オスマン朝の地方のベグで、一族の重要なベグの一人だったイスハクパシャの宮殿の建設は、チュルドゥロール族のイスハクパシャ2世とチョラク・アブディ・パシャにより1685年に行われ、1784年に完成しました。

この宮殿はセルチュク朝、オスマン朝、イランの建築の特徴を持っています。

切石でできた宮殿の東側にある記念碑的な門から入ります。

門、レリーフ、装飾は完全にセルチュク朝の芸術の特徴を見せています。

ロシアの占領中に金のドアが盗まれ、戦利品としてサンクトペテルブルクにあるエルミタージュ美術館に運ばれました。

いつかそのドアが元の場所に戻ることを私たちは望んでいます。

近年行われた復興作業により、中庭の上が屋根で覆われた宮殿は、自然の悪影響と破損から守られました。

中庭に入ると素晴らしいモスクがあなたを出迎えます。

中庭で最初に注意を引くもので、宮殿の全体の構造に比べ、小さな霊廟が目に留まります。

モスクと宮殿の大きさとはまるで対照的ですが、とてもエレガントな霊廟です。

宮殿の所有者のこの霊廟のすぐ横にあるドアから、宮殿の主要迎賓サロンに入ることができます。

巨大な空間のこの玉座の間には、大理石の上に施された三つの三日月がオスマン帝国の跡を残しています。

中庭から西に向かうと宮殿のハーレムにたどり着きます。

ハマムに類似した、地下からお湯と蒸気を通す方法で温められていた宮殿は、同時に際立った下水システムも備えてました。

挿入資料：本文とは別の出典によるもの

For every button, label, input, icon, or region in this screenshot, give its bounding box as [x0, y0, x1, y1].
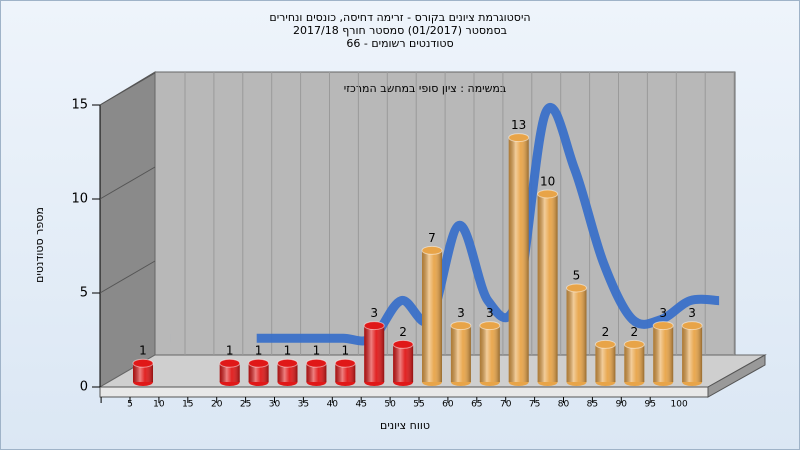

ルーヴル宮殿にトイレがなく、おまるが使用された時代、それと同じ時代に建設された非常に小規模なこの宮殿には下水システムが施されていたのです。このことはオスマン朝がその時代の文明にして、西欧よりもどれだけ進歩していたか表しており、我々に誇りを持たせてくれます。

イスハクパシャ宮殿は同時に城でもありました。

危険が迫った時は、宮殿の向かいにある岩に建てられた城との間に架けられた吊り橋で、そこに渡れたと考えられています。

吊り橋の地上からの高さは約300メートルありました。

7月15日殉教者の橋と同じ高さの吊り橋のアイデアだけでさえ、興味深いものです。

これは攻撃された時の宮殿の陥落に備えた安全対策でした。

宮殿が知られるようになったのは1925年のユスフ・マズハル・ベグ氏による新聞記事からでした。

その後の詳しい調査は1961年に考古学者のマフムト・アコク氏により行われました。

イスハクパシャ宮殿は2000年にユネスコ世界遺産の暫定リストに掲載されました。

この宮殿は海外からの外国人観光客が最も見学したい作品の一つです。

いつの日かトルコ東部にお越しの際は、アール山とイスハクパシャ宮殿をぜひご訪問ください。